Shall We Dance? by David Bax

If you’re hoping to emerge from viewing Wim Wenders’ new documentary, Pina, having learned about the life of German modern dance choreographer Pina Bausch, the film’s ostensible subject, allow me to warn you away from that expectation. What Wenders has made is not so much a documentary about Bausch as it is a remembrance of her; an impressionistic eulogy of sorts. Beyond that, though, the film is an expression of the worthiness of expression. Bausch felt the need to create and Wenders details why that can be a selfless impulse that leads to a more harmonious world.

Pina’s format is mostly composed of extended and gorgeous recreations of Bausch’s dances punctuated by interviews with her acolytes – colleagues and students, mostly. Also included is some older footage of Bausch and of some performances of her work but these occur early on and are mostly there by way of introduction to the woman and her output.

All of this is presented in 3D. This film differs in many ways, though, from the last time a German auteur made a 3D documentary. Werner Herzog’s Cave of Forgotten Dreams contained so much handheld footage as well as sections photographed without 3D cameras that the effect was useless at best; at worst, it distracted from what was an otherwise worthy entry in Herzog’s filmography. Pina, on the other hand, is almost entirely staged and choreographed. With this level of meticulous control in addition to the fact that we are witnessing something that was designed to be presented on a stage both occupied and observed by real, three-dimensional people, Wenders has achieved what I am prepared to call the best and most worthy use of 3D I’ve ever seen.

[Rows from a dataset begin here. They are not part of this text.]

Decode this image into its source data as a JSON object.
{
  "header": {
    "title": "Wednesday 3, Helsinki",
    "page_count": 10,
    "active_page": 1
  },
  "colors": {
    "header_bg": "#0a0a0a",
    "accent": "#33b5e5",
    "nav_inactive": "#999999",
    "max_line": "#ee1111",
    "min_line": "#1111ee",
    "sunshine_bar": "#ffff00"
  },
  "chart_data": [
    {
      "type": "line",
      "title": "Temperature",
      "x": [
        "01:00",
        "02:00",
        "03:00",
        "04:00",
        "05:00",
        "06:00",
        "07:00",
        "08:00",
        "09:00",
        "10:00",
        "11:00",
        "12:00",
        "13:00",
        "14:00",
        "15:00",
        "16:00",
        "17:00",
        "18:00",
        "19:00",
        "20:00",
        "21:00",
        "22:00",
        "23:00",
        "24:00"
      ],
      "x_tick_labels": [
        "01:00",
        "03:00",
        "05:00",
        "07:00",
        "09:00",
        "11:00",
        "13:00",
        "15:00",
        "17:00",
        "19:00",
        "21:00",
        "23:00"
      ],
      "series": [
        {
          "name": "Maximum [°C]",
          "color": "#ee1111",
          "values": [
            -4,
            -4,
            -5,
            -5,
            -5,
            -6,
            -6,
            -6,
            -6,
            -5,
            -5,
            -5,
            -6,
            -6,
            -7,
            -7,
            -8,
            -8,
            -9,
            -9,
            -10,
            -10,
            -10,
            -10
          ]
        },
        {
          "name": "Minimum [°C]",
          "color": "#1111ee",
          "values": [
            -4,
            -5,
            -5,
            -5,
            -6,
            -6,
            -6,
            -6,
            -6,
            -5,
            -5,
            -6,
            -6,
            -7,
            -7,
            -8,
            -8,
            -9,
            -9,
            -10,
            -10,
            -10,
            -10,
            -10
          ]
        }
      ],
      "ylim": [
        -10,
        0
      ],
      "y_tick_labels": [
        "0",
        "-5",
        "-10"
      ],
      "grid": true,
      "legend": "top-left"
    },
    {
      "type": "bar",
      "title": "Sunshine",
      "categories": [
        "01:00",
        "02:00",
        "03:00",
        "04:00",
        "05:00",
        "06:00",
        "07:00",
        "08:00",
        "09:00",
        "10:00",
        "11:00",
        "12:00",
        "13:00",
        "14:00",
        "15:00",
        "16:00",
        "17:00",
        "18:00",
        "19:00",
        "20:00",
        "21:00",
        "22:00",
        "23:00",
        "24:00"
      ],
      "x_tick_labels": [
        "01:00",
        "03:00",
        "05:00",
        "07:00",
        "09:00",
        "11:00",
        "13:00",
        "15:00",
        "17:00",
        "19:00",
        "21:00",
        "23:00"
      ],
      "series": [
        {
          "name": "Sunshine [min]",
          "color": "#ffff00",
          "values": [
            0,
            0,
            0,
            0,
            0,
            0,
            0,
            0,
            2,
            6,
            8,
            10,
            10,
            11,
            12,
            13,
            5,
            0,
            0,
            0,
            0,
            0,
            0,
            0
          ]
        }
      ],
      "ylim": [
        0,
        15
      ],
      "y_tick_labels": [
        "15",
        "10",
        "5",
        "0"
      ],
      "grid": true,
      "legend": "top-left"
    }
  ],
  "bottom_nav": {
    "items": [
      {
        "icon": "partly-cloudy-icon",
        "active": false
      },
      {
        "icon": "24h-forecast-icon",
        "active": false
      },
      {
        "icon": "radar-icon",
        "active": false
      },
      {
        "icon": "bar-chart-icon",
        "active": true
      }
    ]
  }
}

Many of Bausch’s dances are recreated on just such a stage, with the camera largely recording them from perspectives that would be possible from the audience. Others, however, are relocated to real-world settings. Wenders places these throughout in a deliberate way. At first, they take place in nature – at the top of a hill or alongside a stream. Then they move very abruptly into the city with a dance performed on a moving monorail car and then another on a street corner. Finally, we get dances set in locales that blend the two. One is presented inside a room with glass walls overlooking a verdant landscape. Another stunning example takes place on an expanse of grass that we only realize once the camera moves is nearly in the shadow of some massive, modern bridge-like structure. With these choices, the filmmaker is acknowledging first that dance comes from a primal place but then conceding that, in being choreographed and constructed, it is emblematic of humanity’s forward intellectual progress. In blending the images of the two sides of dance, Wenders is offering a definition of the art form – of all art forms, perhaps.

Modern dance may not be the most commercial art and cinema may well be. The result is to make accessible works and whole modes of expression many people would never otherwise see. To a person who thinks these dances will be silly, a mere description of them would do nothing to convince her or him.  To see them so exuberantly and whimsically staged, though, is an experience of power that is difficult to deny.

Currently, I still don’t know all that much about the life of Pina Bausch. That’s not what this film is for. What I do know is that she was committed to giving beauty to the world and, in making Pina, Wenders has continued her work.